As racial tensions escalate across the country, the government is pursuing plans to give farms owned by white farmers to the black community without compensation.
The plan is being supported by the controversial Economic Freedom Fighters party which has long called for the change.
It comes as black South Africans hit back at the claims of violence, saying they are the victims, the ABC reported.
The father of Matlhomola Mosweu, a 16-year-old youth killed in Coligny in the country’s north west, maintained it was black people who remain the biggest victims of the violence.
Sakkie Dingake’s son was accused of stealing a sunflower from a white-owned farm and was later found dead. Two white farmers have been charged with his death but maintain their innocence.
“Based on my experience, it’s not blacks who are victimising them. It is them who are victimising blacks,” Mr Dingake told the ABC.
EFF national spokesman Mbuyiseni Ndlozi denied there was a campaign of genocide directed against white farmers.
“It’s an exaggeration,” he said.
“It’s not even an exaggeration, it’s a falsehood. There is no white genocide. There is no political movement to kill white people. There are no political intentions to the killing of whites.”
The issue of violence against South Africa came under the spotlight after Home Affairs Minister Peter Dutton suggested persecuted white farmers should be resettled in Australia.
Just last week Mr Dutton said he was considering “several” applications from South African farmers for refugee or humanitarian status in Australia.
The offer has angered South Africa’s government, insisting no such persecution is taking place.
The leader of South Africa’s third-largest political party, the radical Marxist Economic Freedom Fighters, Julius Malema, last month described Australia as a “racist country” and said white farmers should leave.

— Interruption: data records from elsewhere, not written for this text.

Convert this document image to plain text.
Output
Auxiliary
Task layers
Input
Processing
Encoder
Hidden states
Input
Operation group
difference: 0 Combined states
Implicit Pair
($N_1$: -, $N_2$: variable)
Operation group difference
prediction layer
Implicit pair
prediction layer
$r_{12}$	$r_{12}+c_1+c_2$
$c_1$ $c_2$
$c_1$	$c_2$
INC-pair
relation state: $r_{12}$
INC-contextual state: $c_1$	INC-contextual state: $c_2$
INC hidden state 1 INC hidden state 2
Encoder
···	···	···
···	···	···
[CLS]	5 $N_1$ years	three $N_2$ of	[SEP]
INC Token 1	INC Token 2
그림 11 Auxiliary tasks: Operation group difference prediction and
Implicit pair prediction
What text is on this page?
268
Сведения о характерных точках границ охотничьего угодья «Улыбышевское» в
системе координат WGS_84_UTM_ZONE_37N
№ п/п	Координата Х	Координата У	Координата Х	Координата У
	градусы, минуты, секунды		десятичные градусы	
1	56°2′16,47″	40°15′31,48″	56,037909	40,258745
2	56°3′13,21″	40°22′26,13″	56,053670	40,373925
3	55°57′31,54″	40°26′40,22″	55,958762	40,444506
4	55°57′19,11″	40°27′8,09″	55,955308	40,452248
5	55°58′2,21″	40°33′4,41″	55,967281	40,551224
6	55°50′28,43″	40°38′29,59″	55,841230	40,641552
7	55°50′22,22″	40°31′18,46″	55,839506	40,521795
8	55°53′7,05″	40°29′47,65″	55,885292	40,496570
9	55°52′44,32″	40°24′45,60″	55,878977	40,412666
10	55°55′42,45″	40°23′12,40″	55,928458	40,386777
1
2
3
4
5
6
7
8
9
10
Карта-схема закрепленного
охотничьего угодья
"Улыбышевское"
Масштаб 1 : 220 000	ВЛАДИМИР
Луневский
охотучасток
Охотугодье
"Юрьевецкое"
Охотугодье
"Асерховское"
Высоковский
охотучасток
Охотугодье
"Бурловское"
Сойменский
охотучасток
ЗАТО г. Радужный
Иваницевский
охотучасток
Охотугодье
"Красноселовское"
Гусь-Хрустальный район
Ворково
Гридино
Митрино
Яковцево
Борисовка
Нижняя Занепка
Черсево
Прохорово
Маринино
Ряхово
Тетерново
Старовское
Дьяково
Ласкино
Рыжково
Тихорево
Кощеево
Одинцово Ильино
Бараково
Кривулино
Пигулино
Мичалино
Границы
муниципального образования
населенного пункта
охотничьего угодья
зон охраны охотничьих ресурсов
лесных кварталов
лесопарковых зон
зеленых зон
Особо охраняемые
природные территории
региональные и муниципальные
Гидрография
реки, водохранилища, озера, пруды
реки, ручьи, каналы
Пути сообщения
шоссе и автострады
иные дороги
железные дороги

According to Afriforum, a rights group representing primarily the white Afrikaner minority, 74 farm murders took place in 2016/2017. It says there have been at least 113 attacks and 17 murders as of March this year.
South African President Cyril Ramaphosa told parliament last month that his country wasn’t heading down the road towards the type of violent and chaotic seizure of white-owned farms that triggered economic collapse in Zimbabwe nearly 20 years ago.

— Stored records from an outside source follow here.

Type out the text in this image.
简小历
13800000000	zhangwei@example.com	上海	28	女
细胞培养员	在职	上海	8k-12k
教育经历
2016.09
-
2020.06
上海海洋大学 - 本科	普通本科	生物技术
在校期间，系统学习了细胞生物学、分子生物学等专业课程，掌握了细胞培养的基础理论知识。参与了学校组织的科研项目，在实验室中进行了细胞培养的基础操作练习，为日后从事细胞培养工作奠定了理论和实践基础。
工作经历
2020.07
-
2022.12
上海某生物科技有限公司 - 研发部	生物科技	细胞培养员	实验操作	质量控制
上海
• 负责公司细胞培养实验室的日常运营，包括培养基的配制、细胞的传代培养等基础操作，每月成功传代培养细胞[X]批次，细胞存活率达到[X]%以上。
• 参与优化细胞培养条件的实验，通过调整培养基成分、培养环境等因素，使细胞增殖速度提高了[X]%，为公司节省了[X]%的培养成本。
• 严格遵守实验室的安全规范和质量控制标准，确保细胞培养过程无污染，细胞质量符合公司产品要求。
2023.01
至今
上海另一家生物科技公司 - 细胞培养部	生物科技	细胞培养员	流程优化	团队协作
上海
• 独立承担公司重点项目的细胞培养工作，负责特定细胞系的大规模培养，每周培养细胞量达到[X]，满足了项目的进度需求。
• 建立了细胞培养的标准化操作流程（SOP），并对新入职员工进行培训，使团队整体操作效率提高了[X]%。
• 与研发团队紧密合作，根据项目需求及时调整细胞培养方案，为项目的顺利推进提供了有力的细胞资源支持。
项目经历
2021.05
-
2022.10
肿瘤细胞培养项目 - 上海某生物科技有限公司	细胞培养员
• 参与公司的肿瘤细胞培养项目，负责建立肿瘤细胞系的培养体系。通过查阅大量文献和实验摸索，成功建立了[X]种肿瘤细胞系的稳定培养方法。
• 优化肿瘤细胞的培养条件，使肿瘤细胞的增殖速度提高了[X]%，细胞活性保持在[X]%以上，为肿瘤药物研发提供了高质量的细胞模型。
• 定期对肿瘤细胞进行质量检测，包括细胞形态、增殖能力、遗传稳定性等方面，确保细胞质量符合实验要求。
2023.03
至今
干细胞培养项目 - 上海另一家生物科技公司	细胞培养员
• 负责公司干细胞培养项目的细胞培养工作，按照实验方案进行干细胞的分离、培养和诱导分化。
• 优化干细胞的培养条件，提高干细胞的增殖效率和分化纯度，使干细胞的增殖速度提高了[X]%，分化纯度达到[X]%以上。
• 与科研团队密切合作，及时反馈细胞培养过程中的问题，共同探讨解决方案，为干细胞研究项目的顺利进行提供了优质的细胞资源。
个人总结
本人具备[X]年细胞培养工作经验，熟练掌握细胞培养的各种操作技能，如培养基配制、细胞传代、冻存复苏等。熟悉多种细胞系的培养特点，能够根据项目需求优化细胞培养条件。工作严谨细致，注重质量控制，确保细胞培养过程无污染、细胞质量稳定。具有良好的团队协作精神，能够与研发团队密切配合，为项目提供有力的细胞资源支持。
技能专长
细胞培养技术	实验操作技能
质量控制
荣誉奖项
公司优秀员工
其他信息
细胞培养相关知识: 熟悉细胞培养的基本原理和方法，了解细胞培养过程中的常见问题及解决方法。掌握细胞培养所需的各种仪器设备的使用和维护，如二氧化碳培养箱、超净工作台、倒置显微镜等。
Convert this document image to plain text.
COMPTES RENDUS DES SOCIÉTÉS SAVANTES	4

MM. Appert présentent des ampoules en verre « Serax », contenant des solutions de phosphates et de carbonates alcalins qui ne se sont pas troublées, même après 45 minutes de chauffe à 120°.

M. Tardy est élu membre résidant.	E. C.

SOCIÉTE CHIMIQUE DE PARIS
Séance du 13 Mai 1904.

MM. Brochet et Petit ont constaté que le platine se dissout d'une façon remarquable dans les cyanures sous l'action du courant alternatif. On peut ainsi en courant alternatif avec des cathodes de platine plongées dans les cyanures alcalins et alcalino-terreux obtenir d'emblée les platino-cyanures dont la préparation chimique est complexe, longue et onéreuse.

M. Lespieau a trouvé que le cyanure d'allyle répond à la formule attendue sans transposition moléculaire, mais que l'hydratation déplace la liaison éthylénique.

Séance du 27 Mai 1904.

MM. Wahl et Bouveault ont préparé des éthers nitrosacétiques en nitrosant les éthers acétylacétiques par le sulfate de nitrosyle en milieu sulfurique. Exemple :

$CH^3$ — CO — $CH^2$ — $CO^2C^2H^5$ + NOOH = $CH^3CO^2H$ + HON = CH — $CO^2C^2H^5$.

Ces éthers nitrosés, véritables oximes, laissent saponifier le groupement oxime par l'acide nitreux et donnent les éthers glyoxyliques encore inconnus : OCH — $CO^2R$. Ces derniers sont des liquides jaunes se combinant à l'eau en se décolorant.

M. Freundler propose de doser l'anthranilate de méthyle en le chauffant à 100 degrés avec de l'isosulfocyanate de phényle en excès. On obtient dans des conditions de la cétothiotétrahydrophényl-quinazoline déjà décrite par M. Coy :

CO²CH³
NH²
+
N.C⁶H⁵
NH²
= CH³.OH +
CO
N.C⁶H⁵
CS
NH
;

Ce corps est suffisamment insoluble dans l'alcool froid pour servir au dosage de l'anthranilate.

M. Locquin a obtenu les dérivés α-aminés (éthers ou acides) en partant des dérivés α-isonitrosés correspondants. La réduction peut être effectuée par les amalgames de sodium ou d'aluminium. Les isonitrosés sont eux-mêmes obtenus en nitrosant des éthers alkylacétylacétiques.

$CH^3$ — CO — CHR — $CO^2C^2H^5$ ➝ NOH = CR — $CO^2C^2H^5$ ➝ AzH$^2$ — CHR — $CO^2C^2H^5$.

South Africa’s foreign ministry also maintains its people were not under any such danger.
LIVING IN FEAR
South Africans living in the troubled nation have revealed the lengths they go to stay safe as violence escalates.

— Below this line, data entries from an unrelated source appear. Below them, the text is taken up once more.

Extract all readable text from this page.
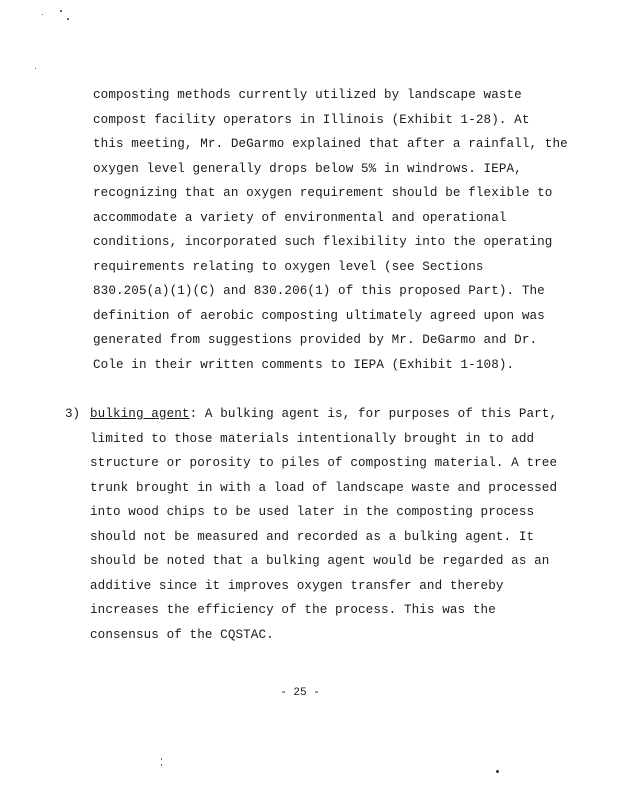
composting methods currently utilized by landscape waste
compost facility operators in Illinois (Exhibit 1-28). At
this meeting, Mr. DeGarmo explained that after a rainfall, the
oxygen level generally drops below 5% in windrows. IEPA,
recognizing that an oxygen requirement should be flexible to
accommodate a variety of environmental and operational
conditions, incorporated such flexibility into the operating
requirements relating to oxygen level (see Sections
830.205(a)(1)(C) and 830.206(1) of this proposed Part). The
definition of aerobic composting ultimately agreed upon was
generated from suggestions provided by Mr. DeGarmo and Dr.
Cole in their written comments to IEPA (Exhibit 1-108).
3) bulking agent: A bulking agent is, for purposes of this Part,
limited to those materials intentionally brought in to add
structure or porosity to piles of composting material. A tree
trunk brought in with a load of landscape waste and processed
into wood chips to be used later in the composting process
should not be measured and recorded as a bulking agent. It
should be noted that a bulking agent would be regarded as an
additive since it improves oxygen transfer and thereby
increases the efficiency of the process. This was the
consensus of the CQSTAC.
- 25 -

Chris Esterhuizen told the ABC farmers started their own neighbourhood watch after having little faith in police.
The group, who go on patrol in Bela Bela, Limpopo province, are armed and wear bulletproof vests as they go about their patrols.
Another farmer Berdus Henrico revealed how he was pistol whipped and shot in the shoulder two times before the gun failed with his robbers still at large.
Others have told news.com.au they are too scared to leave their homes.
In an interview last month, one retiree said she was housebound and too scared to go out even during the day.
The woman, who did not want to be named, said her family are living in constant fear of being attacked or the victim of violence.